Manufacturing can be the ultimate decider of your company’s fate. Fail to make a good quality product which consumers love, and that’s it for your business. Fail to meet your delivery times, then all your customers, distributors, and retailers will lose faith in you. In the relentlessly competitive and fast-paced world of products, where the most innovative products of the day are quickly ‘out-innovated’ by even newer products, you can’t afford to trip up along the way.
There are a few really simple steps you can take to prevent manufacturing problems. And while they may seem obvious after you’ve read them, you’d be surprised at how many companies have landed up in major crises by failing to take these steps.
1. Always monitor your suppliers
Don’t ever think for a moment that you can leave your manufacturing entirely in the hands of your suppliers. If they say that they’re professionals, they know what they’re doing and ‘don’t worry, leave everything to us’, you should worry and keep a closer eye on them. They may try to substitute cheaper materials for what you’ve asked for, subcontract your work without your knowledge, use different production processes from what was agreed on, or may simply manufacture your product incorrectly. And even the best suppliers can get it wrong as it takes some time for them to work out what exactly it is you want.
Regularly visiting your suppliers keeps production on track and leads to early detection and prevention of problems. If you can’t visit the supplier yourself, you can always delegate this to a local third party supplier management services or inspection company to do this for you.
2. Don’t rely on the supplier’s certifications
These days all suppliers have certificates from ISO, UL or some other certification body. Just like university degrees do not indicate a person’s capabilities, these certificates are not the true measure of what suppliers can actually do. You need to visit the suppliers and check their facilities, equipment, personnel, management, financial stability, quality systems, previous work, and whether they can accommodate your production requirements.

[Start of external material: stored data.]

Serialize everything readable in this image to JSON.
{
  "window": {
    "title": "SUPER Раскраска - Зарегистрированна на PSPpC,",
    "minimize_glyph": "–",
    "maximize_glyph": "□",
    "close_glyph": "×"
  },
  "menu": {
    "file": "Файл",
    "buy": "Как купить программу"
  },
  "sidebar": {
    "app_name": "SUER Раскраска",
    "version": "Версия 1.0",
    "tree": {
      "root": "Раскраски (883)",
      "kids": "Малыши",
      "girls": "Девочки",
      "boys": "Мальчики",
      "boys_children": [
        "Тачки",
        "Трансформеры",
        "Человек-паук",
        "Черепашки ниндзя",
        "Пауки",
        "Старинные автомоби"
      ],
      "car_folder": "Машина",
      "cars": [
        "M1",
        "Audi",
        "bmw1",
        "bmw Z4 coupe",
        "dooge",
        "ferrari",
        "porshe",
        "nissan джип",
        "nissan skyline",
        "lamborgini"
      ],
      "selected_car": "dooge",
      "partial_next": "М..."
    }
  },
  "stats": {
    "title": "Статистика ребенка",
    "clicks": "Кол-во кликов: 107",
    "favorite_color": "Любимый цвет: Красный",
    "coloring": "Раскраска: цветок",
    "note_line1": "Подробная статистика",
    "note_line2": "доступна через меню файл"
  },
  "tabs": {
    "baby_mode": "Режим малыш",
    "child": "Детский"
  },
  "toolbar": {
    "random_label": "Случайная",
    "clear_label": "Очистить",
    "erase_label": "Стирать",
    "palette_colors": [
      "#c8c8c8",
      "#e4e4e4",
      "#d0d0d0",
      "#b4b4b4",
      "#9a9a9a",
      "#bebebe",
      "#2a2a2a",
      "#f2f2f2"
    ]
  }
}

3. The sample and first article product is never the indication of the final product
When you sign on with suppliers, they will give you a sample or first article (the first product off the production line) so that you can check whether the product is what you expected and whether you’re happy with their work. You should be very careful with this as firstly, it is what is produced further down the production line, not the initial product or sample, which will give you a good sense of your product and its quality. Secondly, sometimes suppliers will use completely different processes from the ones in the production run to deliver a perfect sample to you. Their objective is to get you to give the go-ahead so that they can carry on with production and get their payments.
To see how bad things really got for a company who just went by the sample quality, you should read Gareth Evan’s article. He co-founded Rockwell Razors, a really successful Kickstarter-backed startup razor company who had hordes of angry customers at their doorstep when they could not meet their delivery timelines because of their suppliers.
4. Use your own quality control, not the supplier’s
Suppliers will often have their own quality control (QC) departments. You should never depend on them and use your own QC team instead. You know your product best, you know what your customers demand and you are the best judge of your own quality. Moreover, the supplier’s interest is to get their products approved and shipped off as quickly as possible; they would be loathe to find their own mistakes and reject their own products. Remember, the supplier’s QC department works for the supplier’s interest, not yours.
5. Be aware of local holidays
When you work with a foreign supplier, you have to take into account local holidays as they can have a significant impact on production schedules. In China this is the Chinese New Year ‘Golden Week’ holiday which is around the end of January or February; the entire nation shuts down completely for about 2-3 weeks as people go back to their homes to spend the festival with their families. In Mexico, this is around December to January (though even from 31st October, the ‘Day of the Dead’, things start to slow down as the country enters into a festive mood).Again, this is one common trap which many companies fall into.